All humans are fundamentally inclined towards evil, but Jesus lived a life of faultless love and obedience, the perfect fulfilment of God’s instruction, not only as an example for us but so that we might be gifted the right standing before God that he justly obtained as if we had done so ourselves.

The world is rightfully bound for destruction by holy fire, but Jesus has promised that those who believe in him are not appointed to endure that, but rather to be brought into his presence and remain there forever and forever.

Everything I encounter in the world is mere vanity of vanities, but Jesus gives meaning to all of it even now, in that it will all of it be used for God’s glory and the good of his people, which is to say to fashion us ever more closely after the likeness of our Lord.

I can no longer justify spending so much time on things I do actually really enjoy, but Jesus is basically the be-all and end-all of all creation, and no loss of earthly pleasure will look like anything worth mentioning next to the glorious inheritance he grants his bride the Church to share with him.

There’s no respite from the war in me, but Jesus has already won the final victory over human sin and its consequences, so that I can be confident every blow struck for good is a blow struck for the winning side, and one day sin will be removed from me altogether and war will give way to perfect peace.

Taking following Jesus seriously completely ruins your life. To be blunt, it kills you. But the result is that Jesus lives in you instead, and he’s, like, the best person I’ve ever met and then some. I really can’t recommend this whole Christianity thing if you want to be happy in life. But if you want something of infinitely greater value than being happy in life, there’s literally nothing I recommend more highly.10

Footnotes

1 I am not going to provide links for every Biblical allusion in this post, because there are just too many of them, so you can settle for one linked point per paragraph, or possibly two if I’m feeling generous. For this one, have Paul’s comments on how every commendable quality and achievement he might have alleged in his favour amounts to, quite literally, a pile of crap: https://www.biblegateway.com/passage/?search=Philippians+3&version=ESVUK.

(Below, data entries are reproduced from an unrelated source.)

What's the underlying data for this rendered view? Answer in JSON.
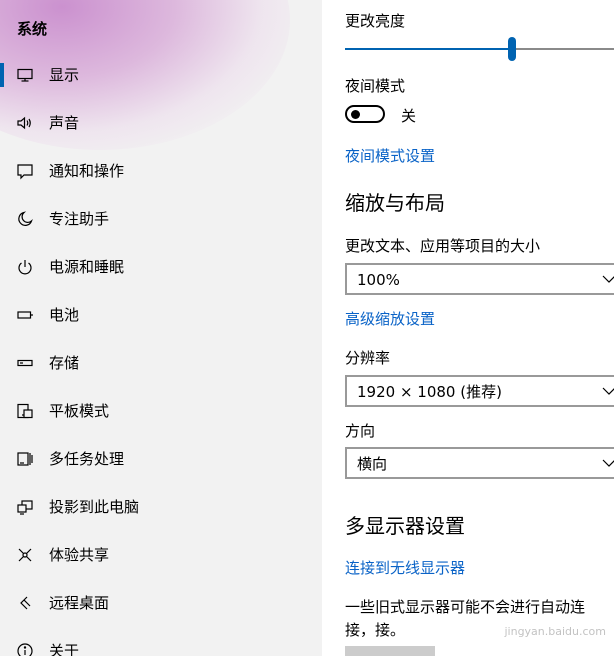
{
  "sidebar": {
    "title": "系统",
    "selected_index": 0,
    "items": [
      {
        "label": "显示",
        "icon": "monitor-icon"
      },
      {
        "label": "声音",
        "icon": "speaker-icon"
      },
      {
        "label": "通知和操作",
        "icon": "message-icon"
      },
      {
        "label": "专注助手",
        "icon": "moon-icon"
      },
      {
        "label": "电源和睡眠",
        "icon": "power-icon"
      },
      {
        "label": "电池",
        "icon": "battery-icon"
      },
      {
        "label": "存储",
        "icon": "drive-icon"
      },
      {
        "label": "平板模式",
        "icon": "tablet-mode-icon"
      },
      {
        "label": "多任务处理",
        "icon": "multitask-icon"
      },
      {
        "label": "投影到此电脑",
        "icon": "project-icon"
      },
      {
        "label": "体验共享",
        "icon": "share-icon"
      },
      {
        "label": "远程桌面",
        "icon": "remote-desktop-icon"
      },
      {
        "label": "关于",
        "icon": "info-icon"
      }
    ]
  },
  "brightness": {
    "label": "更改亮度",
    "value": 0.62
  },
  "night_mode": {
    "label": "夜间模式",
    "state_label": "关",
    "is_on": false,
    "settings_link": "夜间模式设置"
  },
  "scale_layout": {
    "heading": "缩放与布局",
    "scale_label": "更改文本、应用等项目的大小",
    "scale_value": "100%",
    "advanced_link": "高级缩放设置",
    "resolution_label": "分辨率",
    "resolution_value": "1920 × 1080 (推荐)",
    "orientation_label": "方向",
    "orientation_value": "横向"
  },
  "multi_display": {
    "heading": "多显示器设置",
    "wireless_link": "连接到无线显示器",
    "description": "一些旧式显示器可能不会进行自动连接，接。"
  },
  "watermark": "jingyan.baidu.com",
  "colors": {
    "accent": "#0063b1",
    "link": "#0a63c7"
  }
}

2 Check out God’s comments about the nature of humanity after the Flood, for instance: https://www.biblegateway.com/passage/?search=genesis+8&version=ESVUK.

3 I dare you to read through chapters 6-9 of Revelation in one go: https://www.biblegateway.com/passage/?search=Revelation+6-9&version=ESVUK. Though for the ultimate destruction in fire thing, your best bet is 2 Peter 3: https://www.biblegateway.com/passage/?search=2%20Peter+3&version=ESVUK.

4 ‘Vanity of vanities’ as a phrase of course comes out of Ecclesiastes: https://www.biblegateway.com/passage/?search=ecc+1&version=ESVUK. And the promise of seeing face to face is out of 1 Corinthians 13: https://www.biblegateway.com/passage/?search=1%20Corinthians+13&version=ESVUK.

5 Paul urges his readers to make the best use of the time twice, in Colossians 4:5 and in Ephesians 5:16: https://www.biblegateway.com/passage/?search=Ephesians+5&version=ESVUK. As to exactly what that entails, well, go digging for context, why don’t you?

6 Once in a conversation with a dear friend, she told me I sounded like Paul in Romans 7: https://www.biblegateway.com/passage/?search=romans+7&version=ESVUK. I think it must be one of the greatest compliments I’ve ever been paid.

7 Peter quotes ‘be holy for I am holy’ in 1:16 of his first letter. Its original context is actually from a list of kinds of animals the Israelites were or weren’t allowed to eat, https://www.biblegateway.com/passage/?search=lev+11&version=ESVUK, but Peter illustrates how the principle can be expanded.

8 A cursory search of YouTube hasn’t yielded that part of the scene, but you can have the following bit that constitutes the very end of the episode: https://www.youtube.com/watch?v=lSyk-cm26s4.

9 That’s out of John 6, as I expect you already knew: https://www.biblegateway.com/passage/?search=john+6&version=ESVUK.

10 Yeah, I’m getting even lazier with the links now … bits of scripture I had in mind when writing that last section include 1 Thessalonians 5:9, Galatians 2:20, the last few verses of Ephesians 1, and our old favourite Romans 8:28.